Giulias kick off at £43,259, for which you get 18in, 10-spoke alloy wheels, that 8.8in infotainment screen with Apple CarPlay and Android Auto, the 12.3in digital instrument cluster, sat nav, USB charging ports, a DAB radio, those new-for-2023 LED matrix headlights with high beam assistance, keyless entry and start, active cruise control, rain sensing wipers, a rear-view camera, front and rear parking sensors, dual-zone climate control, and safety gizmos like lane departure warning and blind spot detection. And breathe.
Next up is the Veloce trim for £47,759, and it’s the one we’d pick. It upgrades you to 19in alloys, leather heated seats and heated steering wheel, plus various styling tweaks. It’s here that the limited slip differential enters the fray, too.
Then you’ve got the Competizione for £52,259. Based on Veloce, it arms itself with tinted rear windows and similar design mods for an altogether more menacing look.
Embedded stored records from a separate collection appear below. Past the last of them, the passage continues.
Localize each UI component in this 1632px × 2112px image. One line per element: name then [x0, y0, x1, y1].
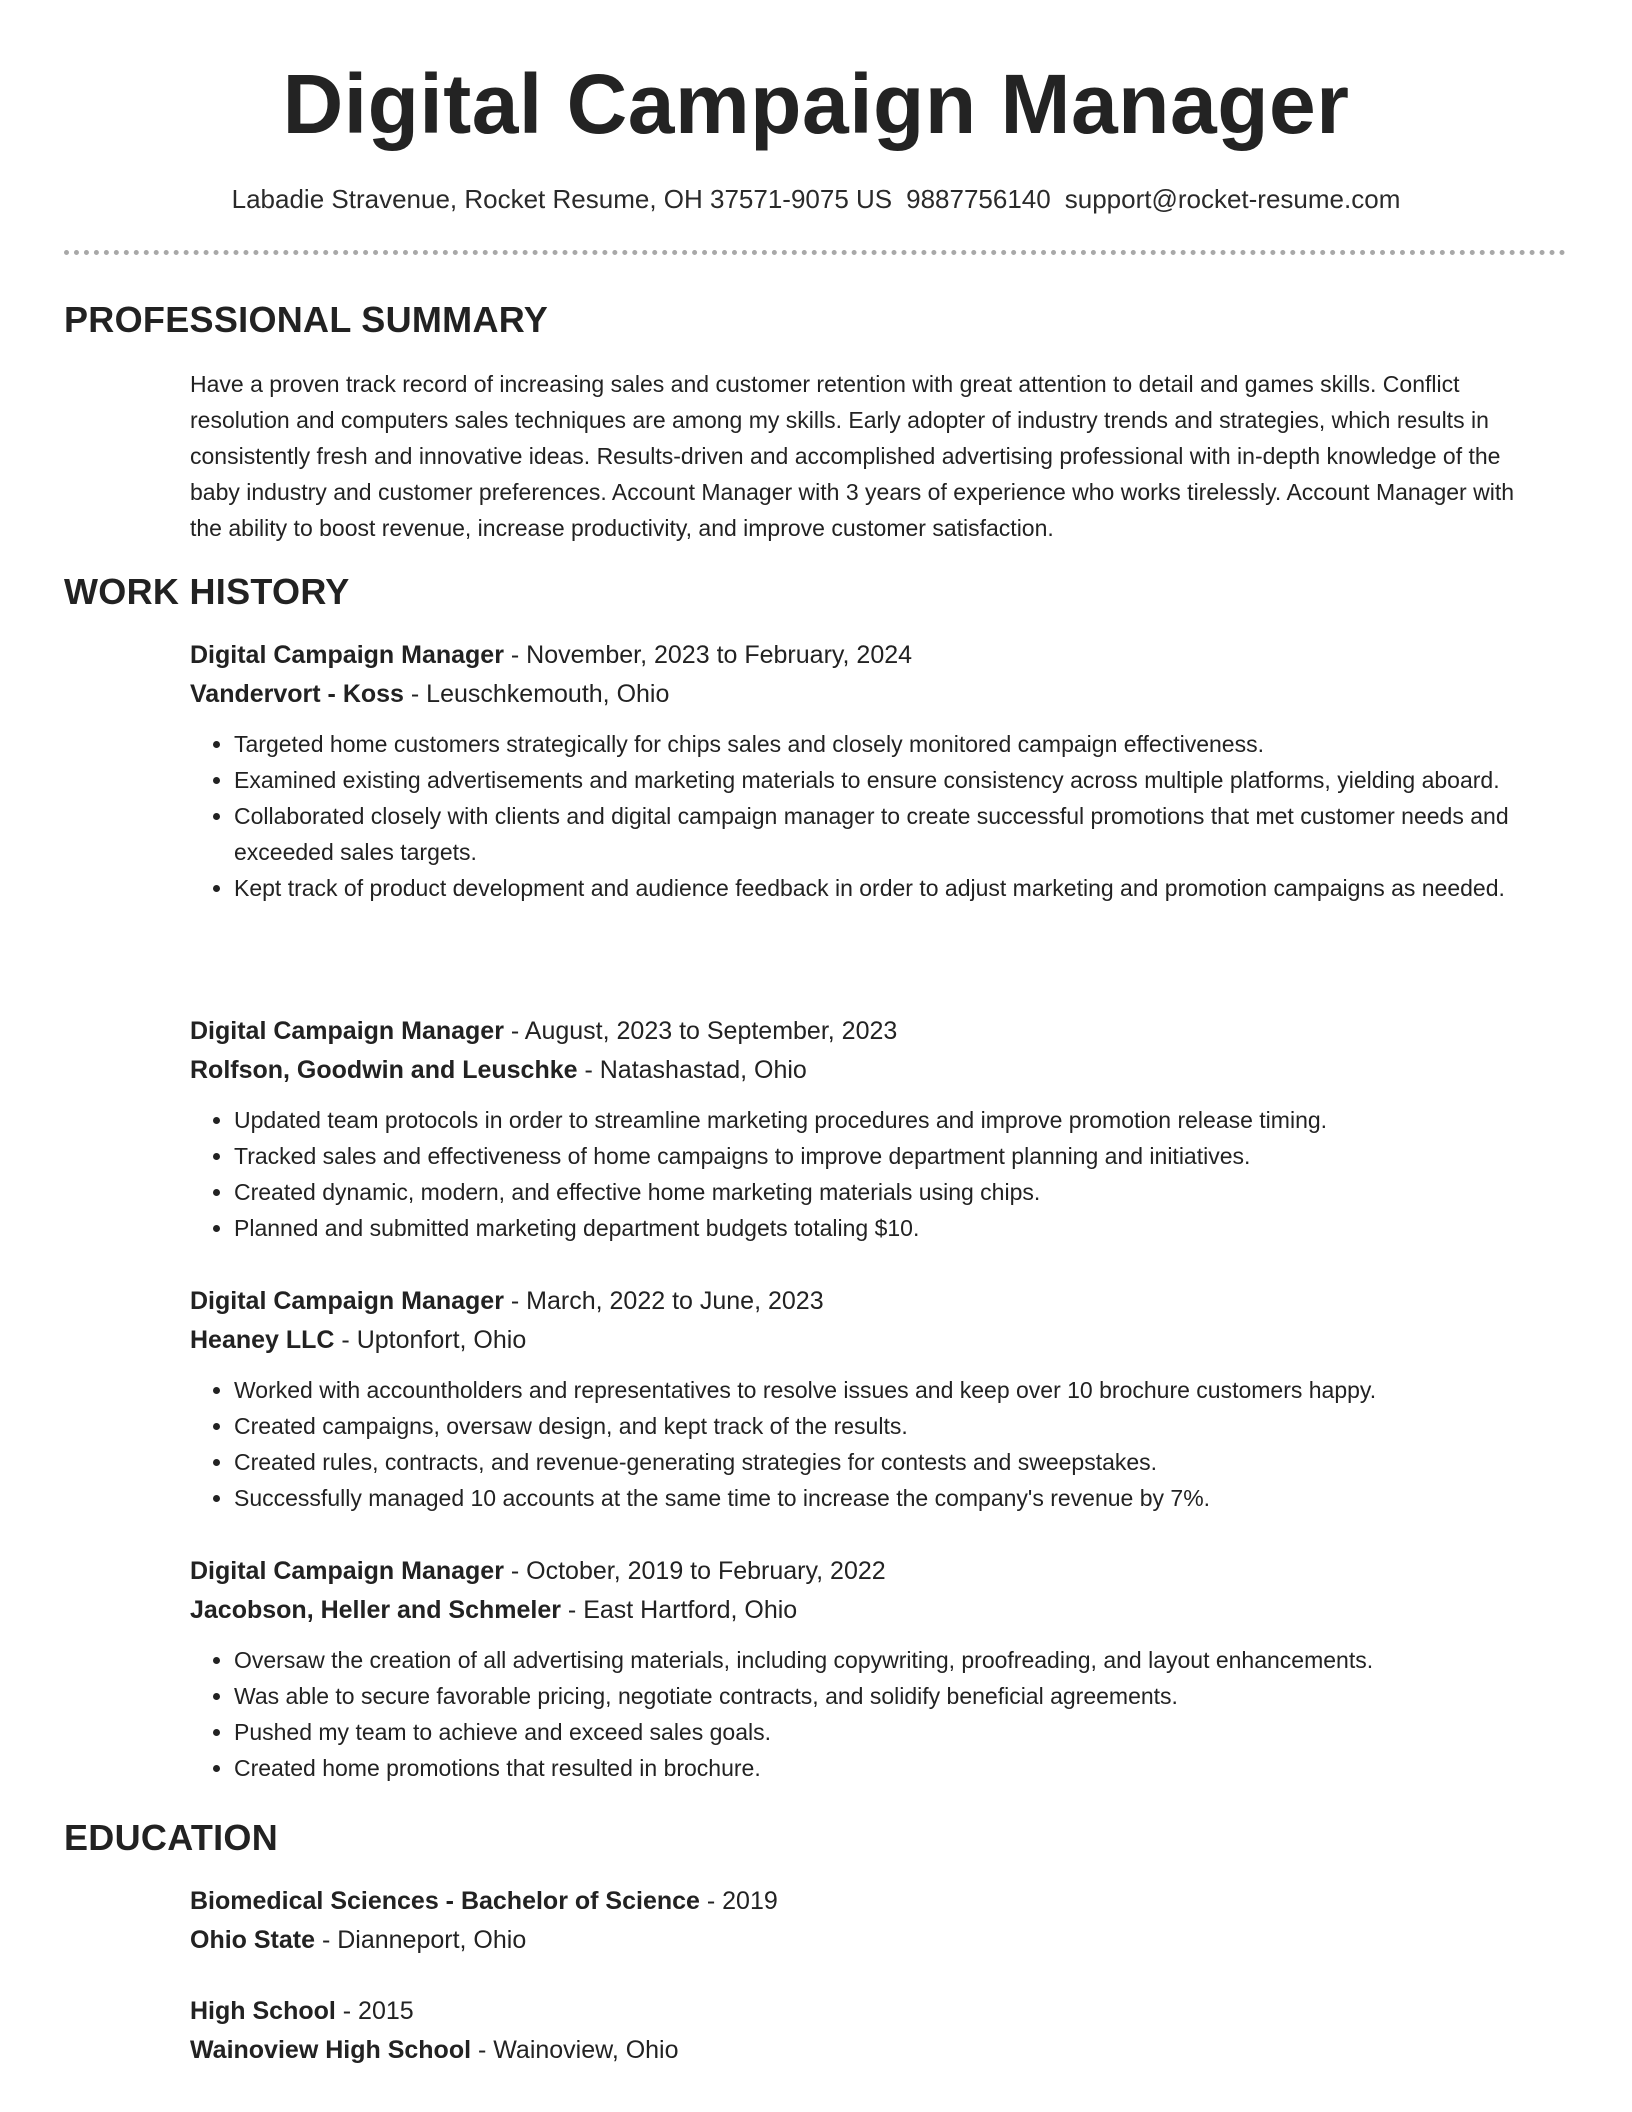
job-bullet: • Created dynamic, modern, and effective home marketing materials using chips. [234, 1174, 1560, 1210]
contact-phone: 9887756140 [906, 184, 1051, 214]
job-company-line [190, 1051, 1560, 1090]
job-company: Jacobson, Heller and Schmeler [190, 1596, 561, 1624]
education-degree-line [190, 1882, 1560, 1921]
job-bullet: • Was able to secure favorable pricing, negotiate contracts, and solidify beneficial agreements. [234, 1678, 1560, 1714]
job-location: - East Hartford, Ohio [560, 1596, 798, 1624]
job-entry [190, 1282, 1560, 1516]
education-degree: High School [190, 1997, 336, 2025]
job-company-line [190, 1321, 1560, 1360]
education-school-line [190, 1921, 1560, 1960]
contact-line [0, 180, 1632, 218]
job-entry [190, 636, 1560, 906]
job-dates: - March, 2022 to June, 2023 [503, 1287, 824, 1315]
education-degree: Biomedical Sciences - Bachelor of Science [190, 1887, 700, 1915]
job-role-line [190, 636, 1560, 675]
job-bullet: • Kept track of product development and audience feedback in order to adjust marketing and promotion campaigns as needed. [234, 870, 1560, 906]
education-year: - 2015 [335, 1997, 414, 2025]
job-bullet: • Oversaw the creation of all advertising materials, including copywriting, proofreading, and layout enhancements. [234, 1642, 1560, 1678]
education-location: - Dianneport, Ohio [315, 1926, 527, 1954]
education-school: Ohio State [190, 1926, 316, 1954]
job-role: Digital Campaign Manager [190, 1017, 504, 1045]
job-bullets [190, 1372, 1560, 1516]
job-company: Vandervort - Koss [190, 680, 404, 708]
job-bullets [190, 1102, 1560, 1246]
job-entry [190, 1552, 1560, 1786]
job-role: Digital Campaign Manager [190, 1557, 504, 1585]
job-role: Digital Campaign Manager [190, 1287, 504, 1315]
job-role-line [190, 1552, 1560, 1591]
section-title-education: EDUCATION [64, 1817, 279, 1858]
job-bullet: • Worked with accountholders and representatives to resolve issues and keep over 10 brochure customers happy. [234, 1372, 1560, 1408]
job-role: Digital Campaign Manager [190, 641, 504, 669]
job-bullet: • Updated team protocols in order to streamline marketing procedures and improve promotion release timing. [234, 1102, 1560, 1138]
contact-email: support@rocket-resume.com [1064, 184, 1401, 214]
job-company-line [190, 1591, 1560, 1630]
job-location: - Natashastad, Ohio [577, 1056, 807, 1084]
job-company: Heaney LLC [190, 1326, 335, 1354]
job-bullets [190, 1642, 1560, 1786]
job-bullet: • Created rules, contracts, and revenue-generating strategies for contests and sweepstakes. [234, 1444, 1560, 1480]
education-year: - 2019 [699, 1887, 778, 1915]
job-bullet: • Created home promotions that resulted in brochure. [234, 1750, 1560, 1786]
job-location: - Uptonfort, Ohio [334, 1326, 527, 1354]
resume-name-title: Digital Campaign Manager [282, 57, 1350, 151]
job-dates: - November, 2023 to February, 2024 [503, 641, 913, 669]
job-bullet: • Collaborated closely with clients and digital campaign manager to create successful promotions that met customer needs and exceeded sales targets. [234, 798, 1560, 870]
job-role-line [190, 1282, 1560, 1321]
job-role-line [190, 1012, 1560, 1051]
education-location: - Wainoview, Ohio [471, 2036, 679, 2064]
contact-address: Labadie Stravenue, Rocket Resume, OH 37571-9075 US [231, 184, 893, 214]
job-dates: - August, 2023 to September, 2023 [503, 1017, 898, 1045]
education-school-line [190, 2031, 1560, 2070]
summary-text: Have a proven track record of increasing sales and customer retention with great attention to detail and games skills. Conflict resolution and computers sales techniques are among my skills. Early adopter of industry trends and strategies, which results in consistently fresh and innovative ideas. Results-driven and accomplished advertising professional with in-depth knowledge of the baby industry and customer preferences. Account Manager with 3 years of experience who works tirelessly. Account Manager with the ability to boost revenue, increase productivity, and improve customer satisfaction. [190, 371, 1515, 541]
job-bullet: • Pushed my team to achieve and exceed sales goals. [234, 1714, 1560, 1750]
section-title-work-history: WORK HISTORY [64, 571, 350, 612]
job-bullet: • Planned and submitted marketing department budgets totaling $10. [234, 1210, 1560, 1246]
job-bullet: • Successfully managed 10 accounts at the same time to increase the company's revenue by 7%. [234, 1480, 1560, 1516]
job-bullet: • Targeted home customers strategically for chips sales and closely monitored campaign effectiveness. [234, 726, 1560, 762]
education-entry [190, 1992, 1560, 2070]
job-bullet: • Examined existing advertisements and marketing materials to ensure consistency across multiple platforms, yielding aboard. [234, 762, 1560, 798]
job-bullet: • Created campaigns, oversaw design, and kept track of the results. [234, 1408, 1560, 1444]
job-dates: - October, 2019 to February, 2022 [503, 1557, 886, 1585]
job-location: - Leuschkemouth, Ohio [403, 680, 670, 708]
job-entry [190, 1012, 1560, 1246]
education-degree-line [190, 1992, 1560, 2031]
job-bullet: • Tracked sales and effectiveness of home campaigns to improve department planning and initiatives. [234, 1138, 1560, 1174]
education-entry [190, 1882, 1560, 1960]
job-company-line [190, 675, 1560, 714]
job-company: Rolfson, Goodwin and Leuschke [190, 1056, 578, 1084]
header-divider [64, 250, 1566, 255]
job-bullets [190, 726, 1560, 906]
education-school: Wainoview High School [190, 2036, 472, 2064]
section-title-summary: PROFESSIONAL SUMMARY [64, 299, 549, 340]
Want Alfa’s active suspension? You’ll need this trim, then.
The 503bhp Quadrifoglio is the big one, of course. £75,204, please. It vaults the Giulia into Serious Car Territory, a land stalked by the BMW M3. That’s an £80k plus car these days, so we’ll leave you to ponder that dilemma...
Two main option packs: a premium interior and sound pack that introduces more leather and a Harman Kardon, 14-speaker sound system for £2,500, and a driver assistance pack with numerous active safety systems for a grand.
CO2 emissions of 167g/km for the Giulia mean £645 first-year road tax for 2023/24, then it’s £180 annually after that. And don’t forget the £390 extra you’ll be paying from years two to six for breaking the £40k car threshold. Those emissions also put you in the highest possible Benefit-in-Kind company car tax band of 37 per cent, with no hybrid powertrain to soften the blow. Ouch.